If not the most critical, certainly one of the most vital responsibilities of the program coordinator is to prepare mentors to be effective. Chapter 10, written by Mickel, explores specific characteristics of effective mentors, focusing heavily on communication and communication styles. Effective communication considers personality characteristics, mentor-mentee expectations, trust, motivation, and considerations for possible career pathways. In this chapter, Mickel provides detailed tools to develop effective mentoring plans that foster mentor and mentee expectations, engagement, and goals. And finally, Mickel demonstrates a step-by-step process of designing a curriculum for academic mentoring programs.
In chapter 11, Clabaugh promotes program structures that prepare mentees to be effective by helping them become self-directed. First, Clabaugh explores mentee dispositions to be self-directed. Next, Clabaugh gives suggestions for activating mentees’ disposition of readiness, willingness, and ability. Clabaugh then explores mentee motivation in the context of self-determination theory. And finally, Clabaugh describes how program structures such as policies, procedures, expectations, cycles of activity, and relationship-building strategies can promote self-directed mentees.

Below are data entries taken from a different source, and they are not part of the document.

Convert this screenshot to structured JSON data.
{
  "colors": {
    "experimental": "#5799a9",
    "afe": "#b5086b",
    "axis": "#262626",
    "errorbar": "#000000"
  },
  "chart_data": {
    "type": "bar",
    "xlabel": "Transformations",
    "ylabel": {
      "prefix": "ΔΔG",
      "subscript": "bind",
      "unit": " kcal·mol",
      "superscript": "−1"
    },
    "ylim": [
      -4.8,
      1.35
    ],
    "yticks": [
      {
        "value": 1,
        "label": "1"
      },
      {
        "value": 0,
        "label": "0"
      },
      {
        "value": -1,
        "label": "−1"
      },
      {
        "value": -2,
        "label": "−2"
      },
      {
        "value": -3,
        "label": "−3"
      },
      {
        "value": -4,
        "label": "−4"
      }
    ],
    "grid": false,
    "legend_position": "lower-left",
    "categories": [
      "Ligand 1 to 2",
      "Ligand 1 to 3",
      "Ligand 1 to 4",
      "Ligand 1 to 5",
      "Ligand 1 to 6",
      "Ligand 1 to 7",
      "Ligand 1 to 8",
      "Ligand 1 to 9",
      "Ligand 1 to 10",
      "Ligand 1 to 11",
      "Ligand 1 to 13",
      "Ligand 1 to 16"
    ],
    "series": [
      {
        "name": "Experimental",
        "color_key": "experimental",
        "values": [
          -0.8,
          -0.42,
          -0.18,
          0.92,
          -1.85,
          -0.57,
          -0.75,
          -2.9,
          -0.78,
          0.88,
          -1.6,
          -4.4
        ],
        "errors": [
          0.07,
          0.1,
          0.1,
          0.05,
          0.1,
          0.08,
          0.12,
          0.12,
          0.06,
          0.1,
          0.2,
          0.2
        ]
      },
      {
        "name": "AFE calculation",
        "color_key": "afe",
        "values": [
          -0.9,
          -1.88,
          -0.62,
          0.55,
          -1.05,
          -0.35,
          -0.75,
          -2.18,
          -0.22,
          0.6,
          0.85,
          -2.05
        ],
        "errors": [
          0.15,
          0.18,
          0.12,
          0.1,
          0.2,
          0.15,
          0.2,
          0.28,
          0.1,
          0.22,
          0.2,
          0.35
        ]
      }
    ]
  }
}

Zerai and López present a new vision for promoting equity and inclusion in academic mentoring programs in Chapter 12. First, Zeria and Lópex examine the challenges and possibilities regarding equity and inclusion that consider simultaneous and complex social identities and statuses of faculty, staff, and students. Next, they highlight common missteps that hinder equity and inclusion in academic mentoring programs. Finally, these authors close chapter 12 with recommendations for several promising practices for mentoring Black, Indigenous, and other people of color, persons with disabilities, LGBTQIA+ people, first-generation college students, and other minoritized students, staff, and faculty.

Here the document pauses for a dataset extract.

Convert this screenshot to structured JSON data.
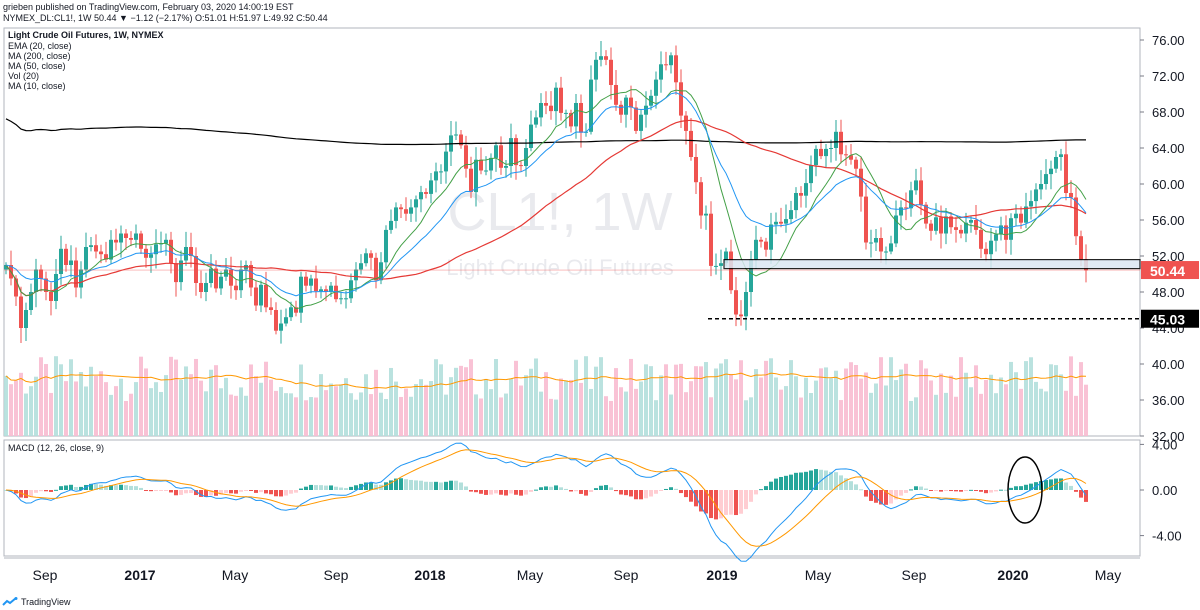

Chapter 13, by Lunsford, begins by distinguishing between program assessment, program evaluation, and program research. Next, Lunsford presents three theoretical frameworks to guide assessment and evaluation: (a) Kirkpatrick’s four levels of evaluating training programs, (b) logic models, and (c) the mentoring ecosystem. Lastly, Lunsford concludes chapter 13 by providing formative and summative assessment guidance. A unique contribution to this handbook is Figure 13.5, found in the Appendix, in which Lunsford gives a condensed overview of formative and summative activities.
The content in chapter 14, by Law, Vouvalis, Harris, and LaMuth, is for program coordinators, university leaders, and other stakeholders who choose to include a research component in their mentoring program. Because it can be difficult to distinguish between evaluation and research, the authors explore the differences and similarities. When evaluation does include research, it will be necessary for the program coordinator to obtain approval from their respective institutional review board (IRB). Law, Vouvalis, Harris, and LaMuth describe the process of obtaining IRB approval. The authors explore how theoretical frameworks, operational definitions, and methodology factor into programs that contain research. The chapter ends with Law, Vouvalis, Harris, and LaMuth providing examples of measurements for consideration as part of the evaluation or research.
Few mentoring handbooks contain a chapter explicitly devoted to funding the mentoring program. Author Castañeda-Kessel makes this unique contribution in chapter 15. She begins by giving a brief overview of theoretical and methodological frameworks for funding. The critical section of Chapter 15 guides decision-makers through six steps for identifying mentoring program funding. Lastly, Castañeda-Kessel provides a modified rapid review of mentoring program funding opportunities.